Schernthaner Guntram
I. Medizinische Abteilung, Krankenhaus Rudolfstiftung, Wien, Osterreich.
Wien Klin Wochenschr. 2003 Nov 28;115(21-22):745-57. doi: 10.1007/BF03040499.
Type 2 diabetes mellitus is a major health problem associated with excess morbidity and mortality. Defects in the action and/or secretion of insulin are the two major abnormalities leading to development of glucose intolerance. Any intervention in the impaired glucose tolerance phase that reduces resistance to insulin or protects the beta-cells, or both, should prevent or delay progression to diabetes. The natural history of type 2 diabetes includes a preceding period of impaired glucose tolerance (IGT)/impaired fasting glucose (IFG) which provides an opportunity for targeted intervention within large communities. As the prevalence of this metabolic disorder is rapidly increasing and current treatment fails to stabilise the disease in most patients, prevention should be considered as a key objective in the near future.

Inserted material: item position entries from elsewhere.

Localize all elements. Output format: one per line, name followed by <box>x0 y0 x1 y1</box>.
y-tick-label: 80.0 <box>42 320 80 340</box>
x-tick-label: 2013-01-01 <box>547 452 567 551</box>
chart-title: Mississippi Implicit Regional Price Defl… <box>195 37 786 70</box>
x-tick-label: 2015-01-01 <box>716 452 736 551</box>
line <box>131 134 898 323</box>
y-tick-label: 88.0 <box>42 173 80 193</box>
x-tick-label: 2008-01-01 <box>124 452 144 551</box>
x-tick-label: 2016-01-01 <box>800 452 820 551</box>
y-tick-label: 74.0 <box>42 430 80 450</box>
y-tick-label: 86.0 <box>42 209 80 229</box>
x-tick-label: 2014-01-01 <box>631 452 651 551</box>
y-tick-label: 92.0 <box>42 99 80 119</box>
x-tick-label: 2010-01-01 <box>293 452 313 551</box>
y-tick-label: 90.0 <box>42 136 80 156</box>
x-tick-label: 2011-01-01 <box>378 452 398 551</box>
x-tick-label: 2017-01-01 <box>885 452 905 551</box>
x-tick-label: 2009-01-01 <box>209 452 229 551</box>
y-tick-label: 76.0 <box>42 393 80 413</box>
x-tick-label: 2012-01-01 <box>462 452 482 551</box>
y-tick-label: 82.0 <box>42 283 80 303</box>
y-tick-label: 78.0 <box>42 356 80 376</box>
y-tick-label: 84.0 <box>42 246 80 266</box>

Lifestyle intervention studies have consistently shown that quite modest changes can reduce the progression from IGT to diabetes by 50-60%. The Diabetes Prevention Program (DPP) randomised trial has shown that a combined program of weight loss, improvement of diet and increase of physical exercise lowers the risk for development of type 2 diabetes by 58% compared with placebo. It may, however, not be possible to translate these successful findings to larger cohorts or maintain the lifestyle changes longer term. This has lead to consideration of pharmacotherapy. Benefits have been found for metformin, acarbose and troglitazone. Treatment with metformin was less effective than lifestyle modifications, resulting in an average reduction of risk for development of type 2 diabetes by 31% compared with placebo. Similarly, acarbose in the STOP-NIDDM trial reduced the risk of developing type 2 diabetes in patients with IGT by 25%. Remarkably, cardiovascular event rates, in particular myocardial infarction, were significantly reduced when acarbose was used instead of placebo in subjects with glucose intolerance. The ACE inhibitors captopril (CAPPP) or ramipril (HOPE) and the Angiotensin-II receptor antagonist losartan (LIFE) have been shown to reduce the appearance of diabetes by one third when given to patients with hypertension. Since many hypertensive patients are insulin-resistant and have an increased risk in developing type 2 diabetes, the protective effect of these classes of antihypertensive drugs might be explained by their antiinsulin-resistance effects.
2型糖尿病是一个与发病率和死亡率过高相关的主要健康问题。胰岛素作用和/或分泌缺陷是导致糖耐量异常的两个主要异常情况。在糖耐量受损阶段,任何能够降低胰岛素抵抗或保护β细胞,或两者兼具的干预措施,都应能预防或延缓糖尿病的进展。2型糖尿病的自然病程包括一个糖耐量受损(IGT)/空腹血糖受损(IFG)的前期阶段,这为在广大社区内进行有针对性的干预提供了机会。由于这种代谢紊乱的患病率正在迅速上升,且目前的治疗方法在大多数患者中未能使疾病稳定,因此在不久的将来,预防应被视为一个关键目标。生活方式干预研究一直表明,相当适度的改变可以将IGT进展为糖尿病的风险降低50%至60%。糖尿病预防计划(DPP)随机试验表明,与安慰剂相比,减肥、改善饮食和增加体育锻炼的综合计划可将2型糖尿病发生风险降低58%。然而,可能无法将这些成功的研究结果推广到更大的队列中,也无法长期维持生活方式的改变。这就导致了对药物治疗的考虑。已发现二甲双胍、阿卡波糖和曲格列酮有疗效。二甲双胍治疗的效果不如生活方式改变,与安慰剂相比,2型糖尿病发生风险平均降低31%。同样,在STOP-NIDDM试验中,阿卡波糖使IGT患者发生2型糖尿病的风险降低了25%。值得注意的是,在糖耐量异常的受试者中,使用阿卡波糖代替安慰剂时,心血管事件发生率,特别是心肌梗死发生率显著降低。血管紧张素转换酶抑制剂卡托普利(CAPPP)或雷米普利(HOPE)以及血管紧张素II受体拮抗剂氯沙坦(LIFE)已被证明,给予高血压患者时可使糖尿病的发生率降低三分之一。由于许多高血压患者存在胰岛素抵抗,患2型糖尿病的风险增加,这些类别的抗高血压药物的保护作用可能是由其抗胰岛素抵抗作用来解释的。